Interest in two dimensional materials has exploded in recent years. Not only are they studied due to their novel electronic properties, such as the emergent Dirac Fermion in graphene, but also as a new paradigm in which stacking layers of distinct two-dimensional materials may enable different functionalities or devices. Here, through first-principles theory, we reveal a large new class of two-dimensional materials which are derived from traditional III-V, II-VI, and I-VII semiconductors. It is found that in the ultra-thin limit most of the traditional binary semi-conductors studied (a series of 28 semiconductors) stabilize in a two dimensional double layer honeycomb (DLHC) structure, as opposed to the wurtzite or zinc-blende structures associated with three-dimensional bulk. Not only does this greatly increase the landscape of two-dimensional materials, but it is shown that in the double-layer honeycomb form, even ordinary semiconductors, such as GaAs, can exhibit exotic topological properties.

About the Speaker

Shengbai Zhang received his Ph.

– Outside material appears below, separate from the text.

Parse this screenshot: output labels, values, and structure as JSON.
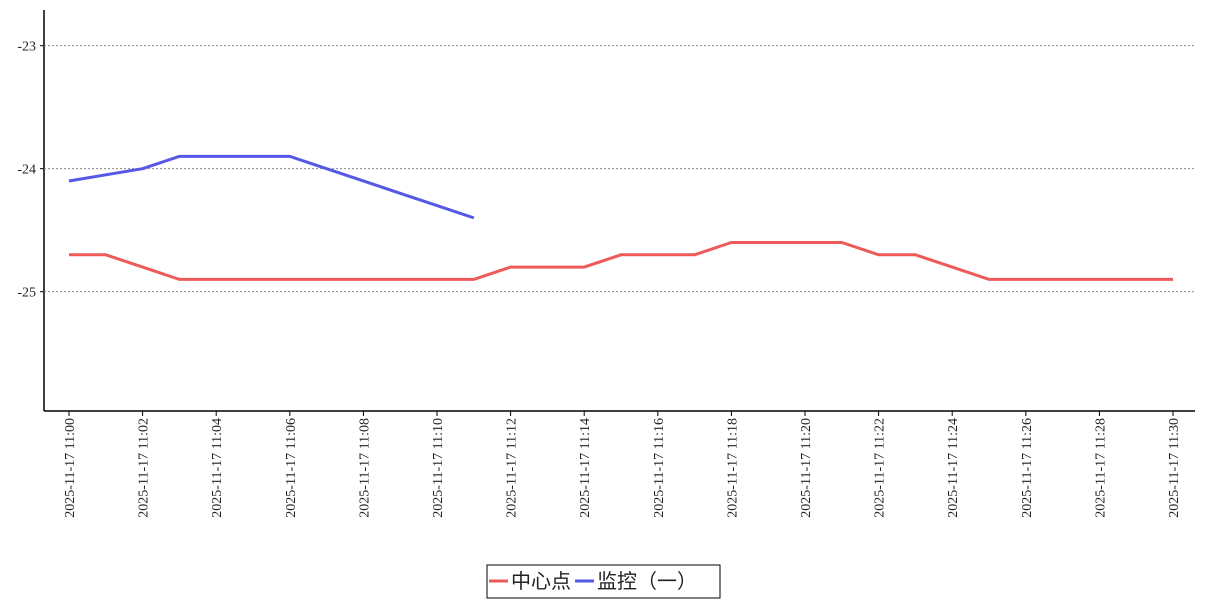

D. in Physics from the University of California at Berkeley in 1989. He moved to Xerox PARC as a postdoc, before joining the National Renewable Energy Laboratory in 1991. In 2008, he became the Senior Kodosky Constellation Chair Professor and Professor in Physics at Rensselaer Polytechnic Institute. His computational research covers a wide range of materials for bulk properties, defect structures, and surface physics. His recent work involves green photovoltaic materials, ultrafast phase change memory materials, topological carbon, two-dimensional layered structures, and excited state dynamics.